The Supreme Court itself has already distanced itself from Chevron. Over the past eight years, the high court has avoided using it to decide a case. Instead, the court’s strengthened conservative majority has moved toward more aggressive standards, including the so-called major questions doctrine, which says Congress must explicitly authorize actions with significant economic or political impacts.

But the high court has stopped short of actually overturning Chevron, leaving it the law of the land for lower courts that settle such cases routinely. In two cases argued Wednesday, the justices are being asked to eliminate Chevron entirely.

Gorsuch, who in 2022 wrote that Chevron “deserves a tombstone no one can miss,” argued that uneven findings of ambiguity in the lower courts is evidence that the high court needs to do something.

If the Supreme Court thinks the lower courts “are too readily finding ambiguity,” they could reiterate that judges should more thoroughly use other tools of interpretation before deciding a statute is ambiguous, Prelogar argued.

“Haven’t we done that like 15 times over the last eight or 10 years?” replied Gorsuch. He noted that the two cases pending at the Supreme Court — both of which concern a commercial fishing rule that requires fishermen to pay for regulatory monitors on their boats — led to disparate findings of ambiguity in the lower courts despite a relatively basic question.

Kavanaugh argued that Chevron doesn’t provide the legal stability that the Biden administration and other supporters of the doctrine argue.

“The reality of how this works, is Chevron itself ushers in shocks to the system,” he said. “Every time a new administration comes in, whether it’s communications law, or securities law or competition law, environmental law,” policies change and statutes are interpreted by the agencies differently.

Jackson pushed back on Kavanaugh’s argument.

“I guess my concern is I suppose judicial policymaking is very stable — but precisely because we are not accountable to the people and have lifetime appointments,” she said.

During arguments, Jackson and the court’s other two liberal justices mounted a full-throated defense of Chevron deference, but it was unclear whether their arguments were persuasive to any members of the six-justice conservative majority.

Justice Sonia Sotomayor noted that agencies, unlike judges, have expertise, experience and knowledge of the consequences of policy choices. “Why shouldn’t deference be given to that?” she asked.

Justice Elena Kagan posed a hypothetical about Congress passing a sweeping law on artificial intelligence.

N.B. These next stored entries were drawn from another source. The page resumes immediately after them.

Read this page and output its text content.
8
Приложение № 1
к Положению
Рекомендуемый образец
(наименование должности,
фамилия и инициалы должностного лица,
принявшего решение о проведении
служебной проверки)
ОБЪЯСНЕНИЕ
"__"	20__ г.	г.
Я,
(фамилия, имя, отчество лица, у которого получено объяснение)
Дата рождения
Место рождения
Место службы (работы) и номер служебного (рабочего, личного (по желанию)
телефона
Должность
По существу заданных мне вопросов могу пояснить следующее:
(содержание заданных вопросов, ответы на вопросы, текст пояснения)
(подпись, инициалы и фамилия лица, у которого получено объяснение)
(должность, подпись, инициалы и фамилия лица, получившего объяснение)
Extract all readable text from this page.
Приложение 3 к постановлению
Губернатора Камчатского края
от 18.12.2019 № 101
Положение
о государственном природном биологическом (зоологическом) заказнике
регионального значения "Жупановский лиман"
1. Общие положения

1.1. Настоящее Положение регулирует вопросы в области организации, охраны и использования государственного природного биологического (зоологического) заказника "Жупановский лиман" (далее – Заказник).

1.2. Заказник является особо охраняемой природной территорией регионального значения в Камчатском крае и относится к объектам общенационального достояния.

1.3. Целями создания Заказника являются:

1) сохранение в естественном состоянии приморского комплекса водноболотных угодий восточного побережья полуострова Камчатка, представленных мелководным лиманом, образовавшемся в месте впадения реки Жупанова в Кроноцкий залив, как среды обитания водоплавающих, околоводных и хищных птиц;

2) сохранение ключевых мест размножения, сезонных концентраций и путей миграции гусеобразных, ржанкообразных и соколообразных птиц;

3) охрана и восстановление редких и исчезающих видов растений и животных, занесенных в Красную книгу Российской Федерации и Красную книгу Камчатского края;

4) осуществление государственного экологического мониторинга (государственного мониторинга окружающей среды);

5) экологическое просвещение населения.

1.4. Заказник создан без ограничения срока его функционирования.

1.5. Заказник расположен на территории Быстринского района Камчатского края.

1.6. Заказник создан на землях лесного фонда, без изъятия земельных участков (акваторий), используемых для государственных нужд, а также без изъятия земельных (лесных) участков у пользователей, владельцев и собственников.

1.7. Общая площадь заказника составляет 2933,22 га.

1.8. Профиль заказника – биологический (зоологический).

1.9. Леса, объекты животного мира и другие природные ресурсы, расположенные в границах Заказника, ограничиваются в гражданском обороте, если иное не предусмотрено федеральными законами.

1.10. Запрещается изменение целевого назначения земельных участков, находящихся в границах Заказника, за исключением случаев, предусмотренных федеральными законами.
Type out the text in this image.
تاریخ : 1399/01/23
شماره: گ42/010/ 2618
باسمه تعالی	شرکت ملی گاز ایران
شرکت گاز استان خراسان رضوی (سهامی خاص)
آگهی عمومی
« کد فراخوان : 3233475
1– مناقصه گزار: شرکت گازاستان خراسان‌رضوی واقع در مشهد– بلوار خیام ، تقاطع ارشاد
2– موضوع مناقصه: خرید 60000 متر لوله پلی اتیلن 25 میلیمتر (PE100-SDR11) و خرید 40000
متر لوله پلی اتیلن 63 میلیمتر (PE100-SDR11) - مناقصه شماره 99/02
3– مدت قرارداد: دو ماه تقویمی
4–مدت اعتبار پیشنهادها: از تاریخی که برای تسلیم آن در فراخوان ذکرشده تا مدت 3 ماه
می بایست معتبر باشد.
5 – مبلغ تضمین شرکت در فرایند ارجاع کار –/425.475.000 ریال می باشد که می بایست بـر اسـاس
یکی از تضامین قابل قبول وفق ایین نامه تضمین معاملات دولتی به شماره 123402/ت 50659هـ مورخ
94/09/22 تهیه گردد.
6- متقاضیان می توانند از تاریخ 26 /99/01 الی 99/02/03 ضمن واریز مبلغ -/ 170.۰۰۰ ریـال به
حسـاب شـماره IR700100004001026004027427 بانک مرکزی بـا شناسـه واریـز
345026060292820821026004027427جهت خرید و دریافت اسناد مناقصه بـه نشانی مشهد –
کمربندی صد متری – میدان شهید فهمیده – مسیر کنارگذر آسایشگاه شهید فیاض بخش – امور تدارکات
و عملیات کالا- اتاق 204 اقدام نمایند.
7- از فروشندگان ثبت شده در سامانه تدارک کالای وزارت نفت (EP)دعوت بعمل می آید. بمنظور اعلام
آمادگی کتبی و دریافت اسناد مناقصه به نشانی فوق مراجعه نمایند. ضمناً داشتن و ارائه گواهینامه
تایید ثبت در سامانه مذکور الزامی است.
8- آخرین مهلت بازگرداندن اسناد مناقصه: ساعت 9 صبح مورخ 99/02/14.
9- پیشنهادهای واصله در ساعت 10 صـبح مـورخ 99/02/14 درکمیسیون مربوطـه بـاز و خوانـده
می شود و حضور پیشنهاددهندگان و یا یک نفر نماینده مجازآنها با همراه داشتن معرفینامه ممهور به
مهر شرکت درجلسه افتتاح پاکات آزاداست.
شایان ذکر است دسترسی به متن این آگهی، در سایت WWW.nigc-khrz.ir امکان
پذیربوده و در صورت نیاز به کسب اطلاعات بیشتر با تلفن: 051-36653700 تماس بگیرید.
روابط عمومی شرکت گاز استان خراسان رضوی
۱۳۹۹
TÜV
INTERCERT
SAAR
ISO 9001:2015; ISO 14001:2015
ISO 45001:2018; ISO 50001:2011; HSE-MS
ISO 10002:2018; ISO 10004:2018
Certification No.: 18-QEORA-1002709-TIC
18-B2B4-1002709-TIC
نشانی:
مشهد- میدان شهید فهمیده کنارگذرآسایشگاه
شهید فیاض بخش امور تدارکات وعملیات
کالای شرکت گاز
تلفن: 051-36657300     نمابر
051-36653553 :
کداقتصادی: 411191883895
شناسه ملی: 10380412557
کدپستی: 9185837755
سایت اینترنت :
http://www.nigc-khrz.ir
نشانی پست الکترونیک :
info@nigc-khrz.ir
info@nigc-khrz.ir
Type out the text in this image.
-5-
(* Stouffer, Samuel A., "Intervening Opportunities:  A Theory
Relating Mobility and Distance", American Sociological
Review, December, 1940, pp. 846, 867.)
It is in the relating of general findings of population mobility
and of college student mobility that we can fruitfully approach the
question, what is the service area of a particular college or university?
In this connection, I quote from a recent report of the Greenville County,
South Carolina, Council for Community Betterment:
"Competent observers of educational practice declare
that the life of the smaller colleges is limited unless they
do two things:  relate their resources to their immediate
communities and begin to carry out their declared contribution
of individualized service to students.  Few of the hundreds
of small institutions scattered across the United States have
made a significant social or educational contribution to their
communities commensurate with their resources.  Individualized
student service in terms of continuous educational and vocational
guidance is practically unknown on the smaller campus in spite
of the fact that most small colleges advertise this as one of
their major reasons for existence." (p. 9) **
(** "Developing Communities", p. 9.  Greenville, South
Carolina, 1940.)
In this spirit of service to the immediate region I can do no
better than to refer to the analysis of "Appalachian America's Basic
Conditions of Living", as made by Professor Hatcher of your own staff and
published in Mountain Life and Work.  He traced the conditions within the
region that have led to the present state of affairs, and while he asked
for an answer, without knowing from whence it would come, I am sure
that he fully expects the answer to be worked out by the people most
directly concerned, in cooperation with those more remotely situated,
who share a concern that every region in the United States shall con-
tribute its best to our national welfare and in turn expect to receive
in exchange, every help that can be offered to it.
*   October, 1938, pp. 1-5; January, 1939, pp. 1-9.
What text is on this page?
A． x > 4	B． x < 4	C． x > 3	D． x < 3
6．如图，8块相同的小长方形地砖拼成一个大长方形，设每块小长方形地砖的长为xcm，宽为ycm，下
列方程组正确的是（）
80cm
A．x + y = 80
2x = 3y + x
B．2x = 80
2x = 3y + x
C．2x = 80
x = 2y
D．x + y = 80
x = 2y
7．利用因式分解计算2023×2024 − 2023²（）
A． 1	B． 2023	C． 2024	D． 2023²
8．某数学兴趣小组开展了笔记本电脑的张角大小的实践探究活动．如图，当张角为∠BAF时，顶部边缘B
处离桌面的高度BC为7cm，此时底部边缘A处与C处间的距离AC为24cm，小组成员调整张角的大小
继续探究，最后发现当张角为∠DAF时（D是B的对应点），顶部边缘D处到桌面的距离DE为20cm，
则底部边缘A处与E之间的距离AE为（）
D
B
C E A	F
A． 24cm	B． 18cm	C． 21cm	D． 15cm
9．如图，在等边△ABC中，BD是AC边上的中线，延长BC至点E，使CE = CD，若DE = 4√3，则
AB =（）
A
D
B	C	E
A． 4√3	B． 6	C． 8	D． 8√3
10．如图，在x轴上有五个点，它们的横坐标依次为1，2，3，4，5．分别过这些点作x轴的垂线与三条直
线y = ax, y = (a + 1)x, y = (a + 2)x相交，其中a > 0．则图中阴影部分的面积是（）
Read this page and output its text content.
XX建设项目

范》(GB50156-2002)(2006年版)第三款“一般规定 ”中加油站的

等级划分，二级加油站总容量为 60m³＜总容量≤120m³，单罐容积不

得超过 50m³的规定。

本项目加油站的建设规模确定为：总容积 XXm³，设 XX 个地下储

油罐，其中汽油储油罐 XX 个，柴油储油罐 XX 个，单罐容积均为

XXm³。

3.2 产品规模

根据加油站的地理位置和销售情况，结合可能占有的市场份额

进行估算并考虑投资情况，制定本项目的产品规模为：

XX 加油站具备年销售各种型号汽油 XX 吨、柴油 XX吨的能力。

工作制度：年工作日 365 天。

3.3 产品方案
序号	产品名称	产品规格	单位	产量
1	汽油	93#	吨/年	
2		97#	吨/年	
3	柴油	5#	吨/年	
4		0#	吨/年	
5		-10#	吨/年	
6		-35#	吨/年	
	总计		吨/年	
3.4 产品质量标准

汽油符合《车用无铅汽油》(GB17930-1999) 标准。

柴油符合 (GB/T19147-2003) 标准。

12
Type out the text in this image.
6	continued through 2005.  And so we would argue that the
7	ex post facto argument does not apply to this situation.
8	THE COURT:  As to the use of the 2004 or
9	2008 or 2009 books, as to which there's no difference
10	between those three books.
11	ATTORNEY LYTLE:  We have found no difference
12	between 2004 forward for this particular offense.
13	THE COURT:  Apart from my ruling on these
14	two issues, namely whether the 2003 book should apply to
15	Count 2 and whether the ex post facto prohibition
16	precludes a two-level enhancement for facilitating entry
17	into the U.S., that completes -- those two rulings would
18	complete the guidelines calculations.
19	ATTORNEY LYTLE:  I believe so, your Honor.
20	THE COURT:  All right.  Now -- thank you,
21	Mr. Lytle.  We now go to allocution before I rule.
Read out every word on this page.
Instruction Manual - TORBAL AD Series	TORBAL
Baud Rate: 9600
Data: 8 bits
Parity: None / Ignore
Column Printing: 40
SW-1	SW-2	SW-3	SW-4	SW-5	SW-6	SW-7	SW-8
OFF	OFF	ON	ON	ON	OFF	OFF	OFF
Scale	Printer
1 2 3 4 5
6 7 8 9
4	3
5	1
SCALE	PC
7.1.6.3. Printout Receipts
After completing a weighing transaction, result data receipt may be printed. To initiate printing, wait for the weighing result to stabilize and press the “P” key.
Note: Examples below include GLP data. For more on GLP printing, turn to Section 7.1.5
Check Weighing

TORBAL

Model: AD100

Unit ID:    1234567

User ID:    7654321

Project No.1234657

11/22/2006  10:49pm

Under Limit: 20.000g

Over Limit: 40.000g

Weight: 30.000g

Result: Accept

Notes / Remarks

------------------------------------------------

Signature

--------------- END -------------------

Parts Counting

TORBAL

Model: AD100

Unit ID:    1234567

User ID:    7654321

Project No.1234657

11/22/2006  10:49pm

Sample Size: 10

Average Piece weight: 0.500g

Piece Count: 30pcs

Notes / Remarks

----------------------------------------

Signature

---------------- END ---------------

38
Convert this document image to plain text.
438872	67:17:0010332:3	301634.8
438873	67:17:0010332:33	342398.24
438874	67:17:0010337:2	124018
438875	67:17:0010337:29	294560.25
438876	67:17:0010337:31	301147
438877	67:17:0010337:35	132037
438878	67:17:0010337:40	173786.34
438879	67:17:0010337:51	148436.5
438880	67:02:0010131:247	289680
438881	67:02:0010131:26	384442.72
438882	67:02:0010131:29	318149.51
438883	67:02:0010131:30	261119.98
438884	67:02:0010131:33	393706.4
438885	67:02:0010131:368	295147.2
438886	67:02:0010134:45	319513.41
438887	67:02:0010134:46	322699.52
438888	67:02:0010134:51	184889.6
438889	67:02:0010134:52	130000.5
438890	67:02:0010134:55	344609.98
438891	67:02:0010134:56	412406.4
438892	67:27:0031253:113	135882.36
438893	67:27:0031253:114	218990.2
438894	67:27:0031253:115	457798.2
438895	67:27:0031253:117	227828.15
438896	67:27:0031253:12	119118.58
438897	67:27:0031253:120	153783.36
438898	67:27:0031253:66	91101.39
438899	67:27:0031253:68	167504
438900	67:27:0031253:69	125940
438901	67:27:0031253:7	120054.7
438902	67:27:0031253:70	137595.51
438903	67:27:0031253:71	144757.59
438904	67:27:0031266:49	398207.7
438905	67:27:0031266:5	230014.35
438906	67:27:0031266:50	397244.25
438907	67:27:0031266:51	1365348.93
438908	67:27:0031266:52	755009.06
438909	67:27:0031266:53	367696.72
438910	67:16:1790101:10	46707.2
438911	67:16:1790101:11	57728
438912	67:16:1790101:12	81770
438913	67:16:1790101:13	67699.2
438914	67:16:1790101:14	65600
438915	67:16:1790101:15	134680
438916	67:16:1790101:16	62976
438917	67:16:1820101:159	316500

“Congress knows that there are going to be gaps because Congress can hardly see a week in the future with respect to this subject, let alone a year or a decade in the future,” Kagan said, drawing laughter in the courtroom. Does Congress want the courts or agencies to fill those gaps, she asked Roman Martinez, an attorney at Latham & Watkins who represents the fishermen who are challenging Chevron.

“I don’t think Congress wants the court to do policy. I think Congress wants the court to do its ordinary function, which is interpret the law … and apply the best understanding of the law,” Martinez replied.

Kagan was dissatisfied with that answer.

“What Congress wants, we presume, is for people who actually know about AI to decide those questions,” she said.

The Supreme Court heard more than two hours of arguments on Wednesday morning in the first of the two cases, Relentless v. Department of Commerce.

The court continued on to additional arguments in the second case, Loper Bright v. Raimondo, which raised identical legal questions. However, Jackson recused herself from Loper Bright because she participated in that case when it was before the D.C. Circuit Court of Appeals — though she did not participate in the ultimate ruling there.